J2R
Telefónica (NYSE:TEF) stock rose on Wednesday after the Spanish government announced plans to acquire a stake which could be worth more than €2B ($2.2B), countering a stake that Saudi Arabia’s built in the telecommunications company, Bloomberg News reported.
The Spainish company’s shares surged about 4.18% to €3.714 on the Madrid Stock Exchange on Wednesday. The stock gained as much as 7.2%, the largest intraday jump since Jan. 2021. However, on the NYSE the stock has dipped about 3% premarket.
Sepi, the Spanish government’s investment arm, will acquire about 10% of Telefonica’s stock to provide “greater shareholder stability” and protect the former telecom monopoly’s “strategic capacities,” the firm said in a regulatory filing on Tuesday, the report added.
Earlier on Tuesday, ministers had signed off on the investment in a cabinet meeting.

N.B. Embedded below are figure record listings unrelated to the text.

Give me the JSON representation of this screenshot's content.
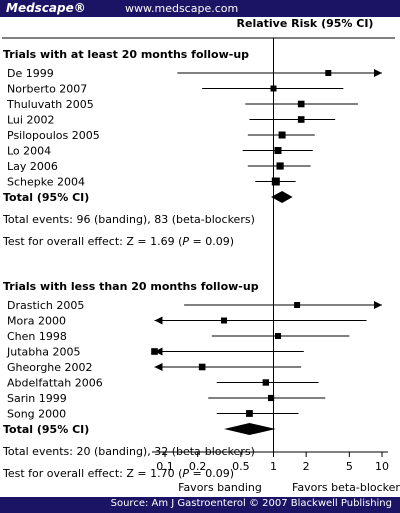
{
  "header": {
    "logo": "Medscape®",
    "url": "www.medscape.com"
  },
  "footer": {
    "source": "Source: Am J Gastroenterol © 2007 Blackwell Publishing"
  },
  "chart_data": {
    "type": "forest",
    "column_header": "Relative Risk (95% CI)",
    "scale": "log",
    "xlim": [
      0.08,
      10
    ],
    "x_ticks": [
      0.1,
      0.2,
      0.5,
      1,
      2,
      5,
      10
    ],
    "x_tick_labels": [
      "0.1",
      "0.2",
      "0.5",
      "1",
      "2",
      "5",
      "10"
    ],
    "favors_left": "Favors banding",
    "favors_right": "Favors beta-blocker",
    "groups": [
      {
        "heading": "Trials with at least 20 months follow-up",
        "studies": [
          {
            "name": "De 1999",
            "rr": 3.2,
            "lo": 0.13,
            "hi": 10,
            "arrow_right": true,
            "arrow_left": false,
            "weight": 1
          },
          {
            "name": "Norberto 2007",
            "rr": 1.0,
            "lo": 0.22,
            "hi": 4.4,
            "arrow_right": false,
            "arrow_left": false,
            "weight": 1
          },
          {
            "name": "Thuluvath 2005",
            "rr": 1.8,
            "lo": 0.55,
            "hi": 6.0,
            "arrow_right": false,
            "arrow_left": false,
            "weight": 1.3
          },
          {
            "name": "Lui 2002",
            "rr": 1.8,
            "lo": 0.6,
            "hi": 3.7,
            "arrow_right": false,
            "arrow_left": false,
            "weight": 1.3
          },
          {
            "name": "Psilopoulos 2005",
            "rr": 1.2,
            "lo": 0.58,
            "hi": 2.4,
            "arrow_right": false,
            "arrow_left": false,
            "weight": 1.5
          },
          {
            "name": "Lo 2004",
            "rr": 1.1,
            "lo": 0.52,
            "hi": 2.3,
            "arrow_right": false,
            "arrow_left": false,
            "weight": 1.5
          },
          {
            "name": "Lay 2006",
            "rr": 1.15,
            "lo": 0.58,
            "hi": 2.2,
            "arrow_right": false,
            "arrow_left": false,
            "weight": 1.6
          },
          {
            "name": "Schepke 2004",
            "rr": 1.05,
            "lo": 0.68,
            "hi": 1.6,
            "arrow_right": false,
            "arrow_left": false,
            "weight": 2
          }
        ],
        "total": {
          "label": "Total (95% CI)",
          "rr": 1.2,
          "lo": 0.95,
          "hi": 1.5
        },
        "events": "Total events: 96 (banding), 83 (beta-blockers)",
        "test_prefix": "Test for overall effect: Z = 1.69 (",
        "test_p": "P",
        "test_suffix": " = 0.09)"
      },
      {
        "heading": "Trials with less than 20 months follow-up",
        "studies": [
          {
            "name": "Drastich 2005",
            "rr": 1.65,
            "lo": 0.15,
            "hi": 10,
            "arrow_right": true,
            "arrow_left": false,
            "weight": 1
          },
          {
            "name": "Mora 2000",
            "rr": 0.35,
            "lo": 0.08,
            "hi": 7.2,
            "arrow_right": false,
            "arrow_left": true,
            "weight": 1
          },
          {
            "name": "Chen 1998",
            "rr": 1.1,
            "lo": 0.27,
            "hi": 5.0,
            "arrow_right": false,
            "arrow_left": false,
            "weight": 1
          },
          {
            "name": "Jutabha 2005",
            "rr": 0.08,
            "lo": 0.08,
            "hi": 1.9,
            "arrow_right": false,
            "arrow_left": true,
            "weight": 1.3
          },
          {
            "name": "Gheorghe 2002",
            "rr": 0.22,
            "lo": 0.08,
            "hi": 1.8,
            "arrow_right": false,
            "arrow_left": true,
            "weight": 1.3
          },
          {
            "name": "Abdelfattah 2006",
            "rr": 0.85,
            "lo": 0.3,
            "hi": 2.6,
            "arrow_right": false,
            "arrow_left": false,
            "weight": 1.2
          },
          {
            "name": "Sarin 1999",
            "rr": 0.95,
            "lo": 0.25,
            "hi": 3.0,
            "arrow_right": false,
            "arrow_left": false,
            "weight": 1.1
          },
          {
            "name": "Song 2000",
            "rr": 0.6,
            "lo": 0.3,
            "hi": 1.7,
            "arrow_right": false,
            "arrow_left": false,
            "weight": 1.4
          }
        ],
        "total": {
          "label": "Total (95% CI)",
          "rr": 0.6,
          "lo": 0.35,
          "hi": 1.05
        },
        "events": "Total events: 20 (banding), 32 (beta-blockers)",
        "test_prefix": "Test for overall effect: Z = 1.70 (",
        "test_p": "P",
        "test_suffix": " = 0.09)"
      }
    ]
  }
}
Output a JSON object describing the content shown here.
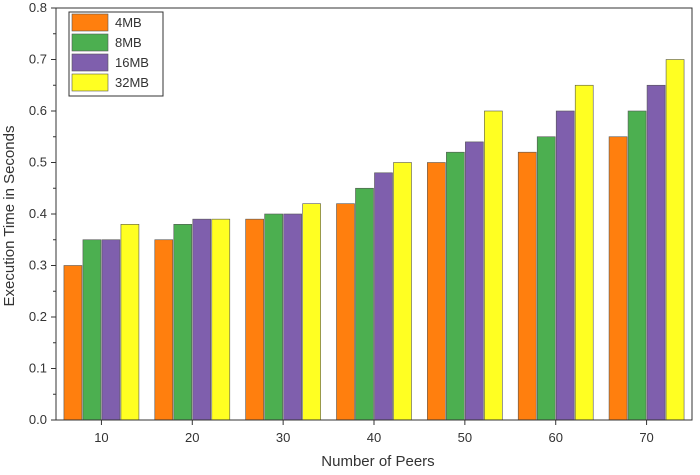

In October, it was reported that the Spanish government was thinking of acquiring a stake in Telefonica (TEF) following Saudi Telecom’s plan to become the Spanish telecommunications carrier’s largest shareholder. In September, Saudi Arabia’s STC Group had acquired a 9.9% stake in Telefonica.
Sepi said on Tuesday that Telefonica “carries out a set of activities of crucial relevance for the economy, research, security, defense and the welfare of citizens,” according to the report.
Telefonica noted that it was focused on executing its strategy, the report added.
The Spanish government had sold its last stake in Telefonica over 20 years ago, ending years of public ownership of the company. However, the Saudi investment has spurred the Spanish government to reconsider.
As previously reported, Spain has been analyzing Saudi Telecom’s plan to take a nearly 10% stake in Telefonica for about €2.1B. The Spanish government required the Saudi company, which is under the kingdom’s sovereign wealth fund PIF, to get special approval for such a large holding as Telefonica also supplies Spain’s military and defense ministry.